The key thing about Roll on A/D is that since Roll is the fastest of all the movement types out of the box, it doesn’t really require much in the way of analogue control from the mouse (i.e. doesn’t get any special benefit from it), since you only need to tap the keys as much as you need to roll. And having the full analogue movement from the mouse on Pitch (joystick emulation style) is better anyway (and set on on Absolute rather than Relative). Yaw on x-axis (no roll) remains great for “fine tuning” aim, and still takes advantage of all those years of muscle memory (as opposed to having the weird Roll on the x-axis). Also, for some reason, Roll on A/D is just really, really smooth and easy, the two hands easily work together for it.

But I realized that while W/S for pitch was fun and intuitive enough (as an old Descent thing), and got me over the hump of getting into the control system, it’s actually a waste of keys, since my mouse could be doing all the pitching I need, plus the mouse analogue control is better for that anyway (since Pitch can be either full-on or part of the “fine tuning” on combination with Yaw).

So I tried what I’ve seen mentioned a few times: W and S for Thrust up/down (with Q/E for Thrust L/R). THIS IS THE GAME CHANGER. I thought I was being quite cute to have LCTRL for down thrust and SPACE for up thrust, as it takes advantage of the muscle memory for crouch and jump.
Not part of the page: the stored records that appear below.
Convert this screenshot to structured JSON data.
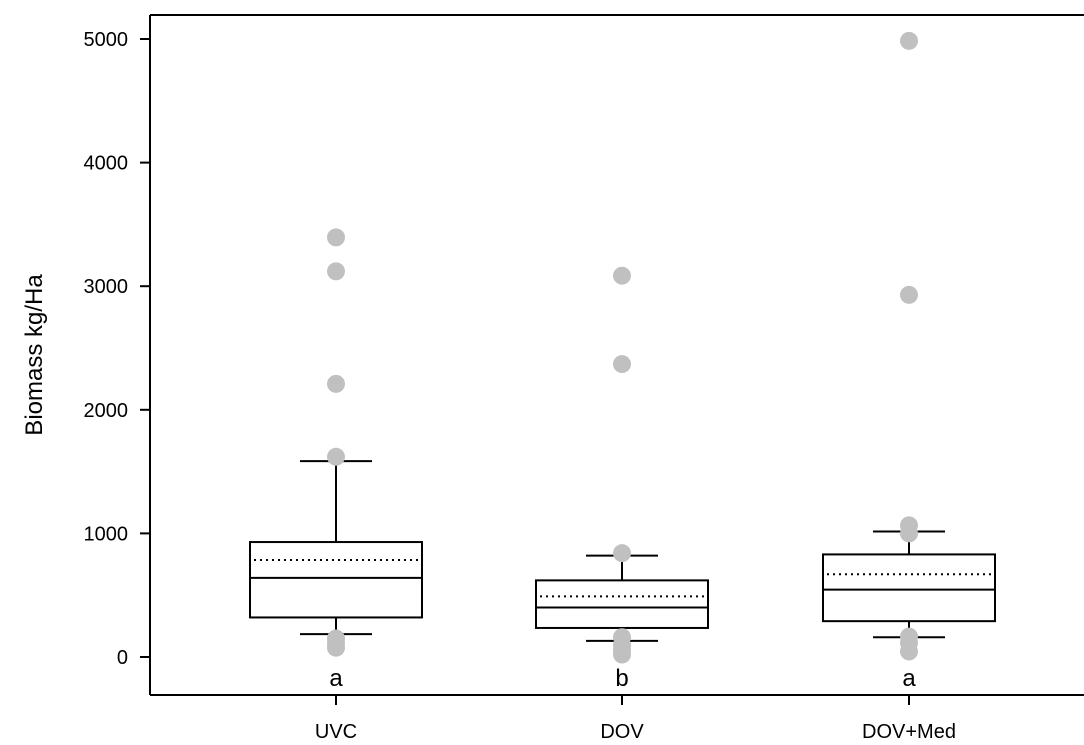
{
  "chart_data": {
    "type": "box",
    "title": "",
    "xlabel": "",
    "ylabel": "Biomass kg/Ha",
    "ylim": [
      -300,
      5200
    ],
    "yticks": [
      0,
      1000,
      2000,
      3000,
      4000,
      5000
    ],
    "ytick_labels": [
      "0",
      "1000",
      "2000",
      "3000",
      "4000",
      "5000"
    ],
    "grid": false,
    "legend": "none",
    "categories": [
      "UVC",
      "DOV",
      "DOV+Med"
    ],
    "boxes": [
      {
        "category": "UVC",
        "whisker_low": 185,
        "q1": 320,
        "median": 640,
        "q3": 930,
        "whisker_high": 1585,
        "mean": 785,
        "outliers": [
          75,
          110,
          150,
          1620,
          2210,
          3120,
          3395
        ],
        "group_letter": "a"
      },
      {
        "category": "DOV",
        "whisker_low": 130,
        "q1": 235,
        "median": 400,
        "q3": 620,
        "whisker_high": 820,
        "mean": 490,
        "outliers": [
          20,
          55,
          95,
          160,
          840,
          2370,
          3085
        ],
        "group_letter": "b"
      },
      {
        "category": "DOV+Med",
        "whisker_low": 160,
        "q1": 290,
        "median": 545,
        "q3": 830,
        "whisker_high": 1015,
        "mean": 670,
        "outliers": [
          45,
          115,
          165,
          1000,
          1065,
          2930,
          4985
        ],
        "group_letter": "a"
      }
    ],
    "colors": {
      "box_stroke": "#000000",
      "outlier": "#c0c0c0",
      "axis": "#000000"
    }
  }
}
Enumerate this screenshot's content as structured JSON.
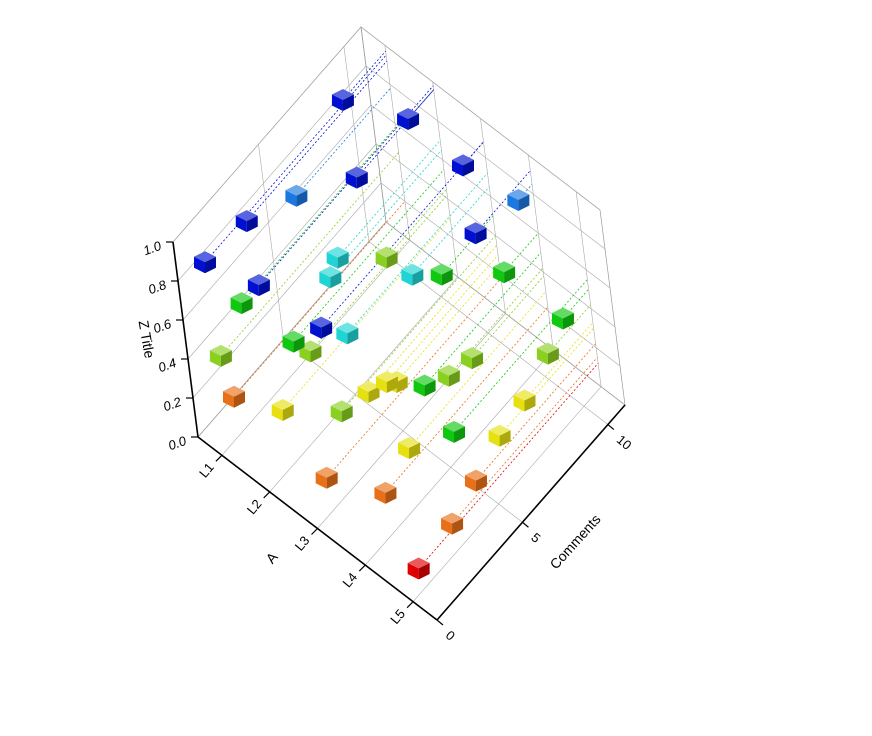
{
  "chart_data": {
    "type": "scatter3d",
    "x_label": "A",
    "y_label": "Comments",
    "z_label": "Z Title",
    "categories": [
      "L1",
      "L2",
      "L3",
      "L4",
      "L5"
    ],
    "x": [
      "L1",
      "L1",
      "L1",
      "L1",
      "L1",
      "L1",
      "L1",
      "L2",
      "L2",
      "L2",
      "L2",
      "L2",
      "L2",
      "L2",
      "L2",
      "L2",
      "L3",
      "L3",
      "L3",
      "L3",
      "L3",
      "L3",
      "L3",
      "L3",
      "L3",
      "L3",
      "L4",
      "L4",
      "L4",
      "L4",
      "L4",
      "L4",
      "L4",
      "L4",
      "L5",
      "L5",
      "L5",
      "L5",
      "L5",
      "L5",
      "L5",
      "L5"
    ],
    "y": [
      1.0,
      0.6,
      2.0,
      0.4,
      2.8,
      5.5,
      8.5,
      1.2,
      3.0,
      0.8,
      4.5,
      6.5,
      2.2,
      7.5,
      9.5,
      5.0,
      0.8,
      2.0,
      3.5,
      1.5,
      5.0,
      6.5,
      8.0,
      4.5,
      9.8,
      2.8,
      1.5,
      3.0,
      5.5,
      6.8,
      9.0,
      4.2,
      7.8,
      10.2,
      0.5,
      2.5,
      4.0,
      5.5,
      7.0,
      8.5,
      9.5,
      3.2
    ],
    "z": [
      0.2,
      0.45,
      0.58,
      0.95,
      0.92,
      0.78,
      0.97,
      0.3,
      0.42,
      0.98,
      0.65,
      0.96,
      0.55,
      0.45,
      0.96,
      0.7,
      0.18,
      0.4,
      0.35,
      0.88,
      0.25,
      0.65,
      0.5,
      0.3,
      0.88,
      0.72,
      0.22,
      0.3,
      0.42,
      0.38,
      0.6,
      0.5,
      0.92,
      0.85,
      0.12,
      0.15,
      0.22,
      0.3,
      0.33,
      0.42,
      0.5,
      0.55
    ],
    "ylim": [
      0,
      11
    ],
    "yticks": [
      0,
      5,
      10
    ],
    "zlim": [
      0,
      1
    ],
    "zticks": [
      {
        "value": 0,
        "label": "0.0"
      },
      {
        "value": 0.2,
        "label": "0.2"
      },
      {
        "value": 0.4,
        "label": "0.4"
      },
      {
        "value": 0.6,
        "label": "0.6"
      },
      {
        "value": 0.8,
        "label": "0.8"
      },
      {
        "value": 1,
        "label": "1.0"
      }
    ],
    "colormap": [
      "#e00000",
      "#e87018",
      "#e6e010",
      "#8ad020",
      "#10c810",
      "#20d4d4",
      "#1a78e0",
      "#0010d0"
    ],
    "grid": true,
    "drop_lines": true
  }
}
But the problem is, with a turn system based on Roll->Pitch, the equivalent of A/D for ground avatar circle strafing IS the up/down thrust, and for that you need the keys instantly accessible, and having the thrust down in particular (the most used, if things go over your head) tied to S, and right next to the Roll keys, is absolutely golden.

It basically allows you to do really easily what amounts to the same as the FAOFF trick you see so often, except you don’t need to have FAOFF (although of course you can, for added goodness, and I’ll be practicing that for sure, but it requires more finesse to lower thrust quickly to counteract some of the acceleration). Basically you just hit down (S) enough to give you the strafing effect, so you have the bottom of the enemy under your guns as soon as you release it and he gets into your sights as you pitch up. It makes that basic maneouvre easy peasy, and makes it much easier to maneouvre to stay behind the enemy in general too.

Thrust forward/back is now CTRL and SPACE, which have a visceral feel of jamming your pinky to “pull back” and banging the spacebar with your thumb to “pump forward” - meaning, again, more ease, because you don’t really need to monitor the throttle all that much. You just need it set to 50% and it defaults to that sweet spot no matter what you do.

Result: Sidewinder face-off beaten really easily, whereas before I was finding it really hard.